All web applications using the framework’s REST plugin are vulnerable. Users are advised to upgrade their Apache Struts components as a matter of urgency, according to Semmle, a software engineering analytics firm that first identified the bug.
“This particular vulnerability allows a remote attacker to execute arbitrary code on any server running an application built using the Struts framework and the popular REST communication plugin. The weakness is caused by the way Struts deserializes untrusted data,” the company wrote in a technical write-up on the vulnerability published on Tuesday in coordination with the release of a patch by Apache Software Foundation (ASF).
“This is as serious as it gets; if remote attackers are allowed to exploit the newly identified vulnerability it can critically damage thousands of enterprises,” said Oege de Moor, CEO and founder of Semmle.
Affected developers are urged to upgrade to Apache Struts version 2.5.13.
The ASF said there is no workaround available for the vulnerability (CVE-2017-9805) in Struts, an open-source framework for developing web applications in the Java programming language.
“The best option (sans an upgrade) is to remove the Struts REST plugin when not used or limit it to server normal pages and JSONs only,” the ASF wrote in a security bulletin issued Tuesday.
Semmle cites estimates the vulnerability could impact 65 percent of the Fortune 100 companies that use web applications built with the Struts framework.
“Organizations like Lockheed Martin, the IRS, Citigroup, Vodafone, Virgin Atlantic, Reader’s Digest, Office Depot, and Showtime are known to have developed applications using the framework. This illustrates how widespread the risk is,” Semmle researcher Bas van Schaik wrote Tuesday, citing estimates by analysts at the software developer research firm RedMonk.
Multiple similar vulnerabilities have been reported tied to Struts. Earlier this year, attackers were exploiting a critical Apache Struts vulnerability on Windows servers and dropping Cerber ransomware on the machines.

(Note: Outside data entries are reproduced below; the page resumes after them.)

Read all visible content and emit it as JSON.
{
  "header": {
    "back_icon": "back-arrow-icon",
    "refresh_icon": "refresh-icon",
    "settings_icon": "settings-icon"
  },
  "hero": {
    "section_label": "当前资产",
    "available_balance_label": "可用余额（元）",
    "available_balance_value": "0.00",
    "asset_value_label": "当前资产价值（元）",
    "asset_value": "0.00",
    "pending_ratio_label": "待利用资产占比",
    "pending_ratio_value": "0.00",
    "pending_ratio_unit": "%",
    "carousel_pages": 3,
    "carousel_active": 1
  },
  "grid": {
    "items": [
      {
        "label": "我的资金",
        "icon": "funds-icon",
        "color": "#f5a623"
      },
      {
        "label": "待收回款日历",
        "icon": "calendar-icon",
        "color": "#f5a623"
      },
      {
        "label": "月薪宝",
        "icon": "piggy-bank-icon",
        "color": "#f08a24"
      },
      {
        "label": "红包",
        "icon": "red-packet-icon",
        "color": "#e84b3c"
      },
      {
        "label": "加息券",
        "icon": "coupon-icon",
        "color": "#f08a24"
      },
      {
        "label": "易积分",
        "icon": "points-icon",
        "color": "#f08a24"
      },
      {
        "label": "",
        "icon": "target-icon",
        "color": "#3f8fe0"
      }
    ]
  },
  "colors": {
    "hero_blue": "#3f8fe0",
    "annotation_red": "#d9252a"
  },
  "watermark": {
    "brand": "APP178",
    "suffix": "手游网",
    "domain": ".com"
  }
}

In March, public attacks and scans looking for exposed Apache webservers were reportedly on the rise after a vulnerability (CVE-2017-5638) in the Struts 2 web application framework was patched and proof-of-concept exploit code was introduced into Metasploit.

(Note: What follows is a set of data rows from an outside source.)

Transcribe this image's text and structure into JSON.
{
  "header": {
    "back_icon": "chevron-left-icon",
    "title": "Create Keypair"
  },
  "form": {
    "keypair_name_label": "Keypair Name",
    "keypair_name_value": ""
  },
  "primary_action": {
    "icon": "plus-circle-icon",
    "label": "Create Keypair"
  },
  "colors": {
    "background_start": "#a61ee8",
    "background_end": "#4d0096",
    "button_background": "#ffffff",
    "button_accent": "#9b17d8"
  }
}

Semmle said this most recent vulnerability is caused by the way Struts deserializes untrusted data. Deserialization is the processes of taking structured data from one format and rebuilding it into an object. The processes can be tweaked for malicious intent and has been used in a host of attack scenarios including denial-of-service, access control and remote code execution attacks.
The remote code execution attack Semmle identified is possible when using the Struts REST plugin with the XStream handler to facilitate XML payloads. XStream is a Java library used to serialize objects to XML (or JSON) and back again.

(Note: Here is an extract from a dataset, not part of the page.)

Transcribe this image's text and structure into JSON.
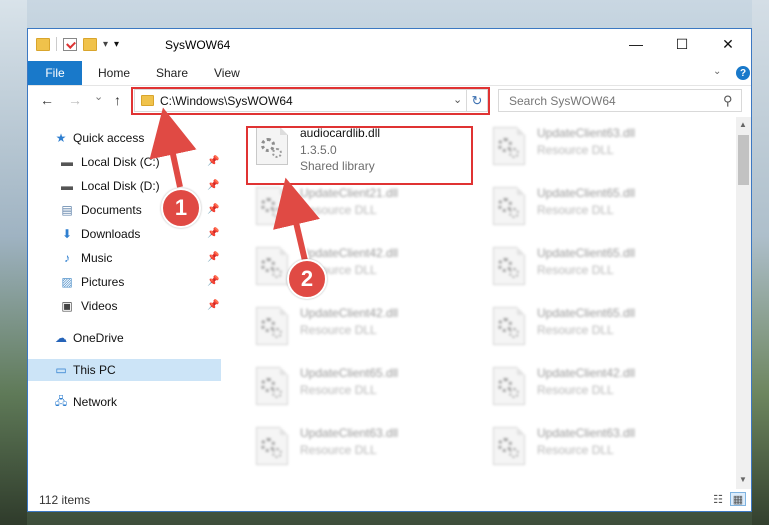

“Lgtm (Semmle’s open-source code analysis tool) identifies alerts in code using queries written in a specially-designed language: QL. One of the many queries for Java detects potentially unsafe deserialization of user-controlled data. The query identifies situations in which unsanitized data is deserialized into a Java object. This includes data that comes from an HTTP request or from any other socket connection,” Semmle said in a second technical analysis of the vulnerability posted Tuesday.
Data contained in one of the arguments (toObject) should be considered “tainted” and “under the control of a remote user and should not be trusted.” This query detects common ways through which user-controlled data flows to a deserialization method, researchers said. “However, some projects use a slightly different approach to receive remote user input,” they said.
Semmle said it has developed a “simple” working exploit for this vulnerability but currently has no plans to disclose it.
“There is no suggestion that an exploit is publicly available, but it is likely that one will soon be,” van Schaik wrote in a blog post.